Malam pun datang. Seharian yang mendebarkan kini telah berubah menjadi ria dengan bertambahnya anggota keluarga baru. Suasana panas di siang tadi kini berubah menjadi dingin yang menyengat tulang. Ku paling kan wajahku pada suami yang menemaniku sepanjang hari dengan sedikit penyesalan. Aku bahkan tidak tahu bagaimana dia menjalani hari tadi. Sosok yang biasanya penyuruh dan bodo amat kini berubah menjadi pengayom dan yang perhatian. Tidurnya sedikit terganggu di pandanganku. Itu semua tak lain karna dirinya yang tak tahan suhu dingin di malam hari. Hidungnya perlahan-lahan mengeluarkan air asin seperti sedia kala. Emang tiada obat ini suamiku kalau terkena udara malam. Anak yang di samping ku pun tertidur nyenyak. Betapa bahagianya aku di hari ini sebagai perempuan dalam batinku. Hal yang tak pernah terlintas dalam benak ku selama ini. Kini aku akan di panggil sebagai seorang ibu dan aku akan memanggil ayah atau pah kepada suamiku. Merasa geli banget rasanya dulu ketika melihat orang yang pacaran sambil panggil ayah bunda satu sama lain. Tapi kini aku akan melakukan. Walau sebenarnya aku masih saja serasa belum siap akan semua ini.

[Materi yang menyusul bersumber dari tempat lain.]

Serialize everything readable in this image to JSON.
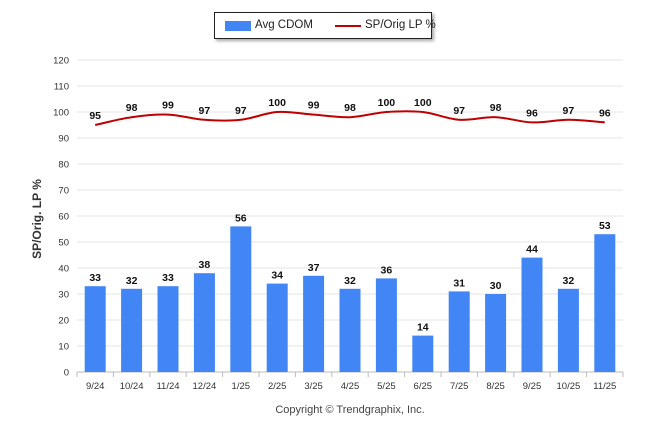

Di hari yang berbahagia ini terselip satu kekhawatiran dalam dalam hatiku. Itu tak lain musibah yang melanda dunia kini. Entah apa pemikiran terbaik yang di rancang suamiku untuk kehidupan kami mendatang. Apa kami akan bertahan di Ibu kota ini atau harus pulang kampung. Dan, anakku. Nama apa yang bagus dan juga pantas untuk dia yang akan kami berikan mengingat semua kejadian selama ini dan dia juga terlahir di masa yang sulit ini. Oh TUHAN, apa yang akan terjadi dalam kehidupan kami setelah ini. Suamiku yang lagi pengangguran dan juga kini kami telah memiliki anak yang harus di perhitungkan biaya kehidupannya sekarang. Apa wajar bila aku khawatir akan semua hal ini dengan semua kesusahan yang melanda kami. Aku hanya selalu berharap kehidupan kami setelah memiliki anak akan lebih baik bila di bandingkan sewaktu kami masih pacaran. Kini aku sungguh berharap dengan lahirnya anak ini bagi kami bisa memberikan senyum dan tawa di keluarga baru kami ini.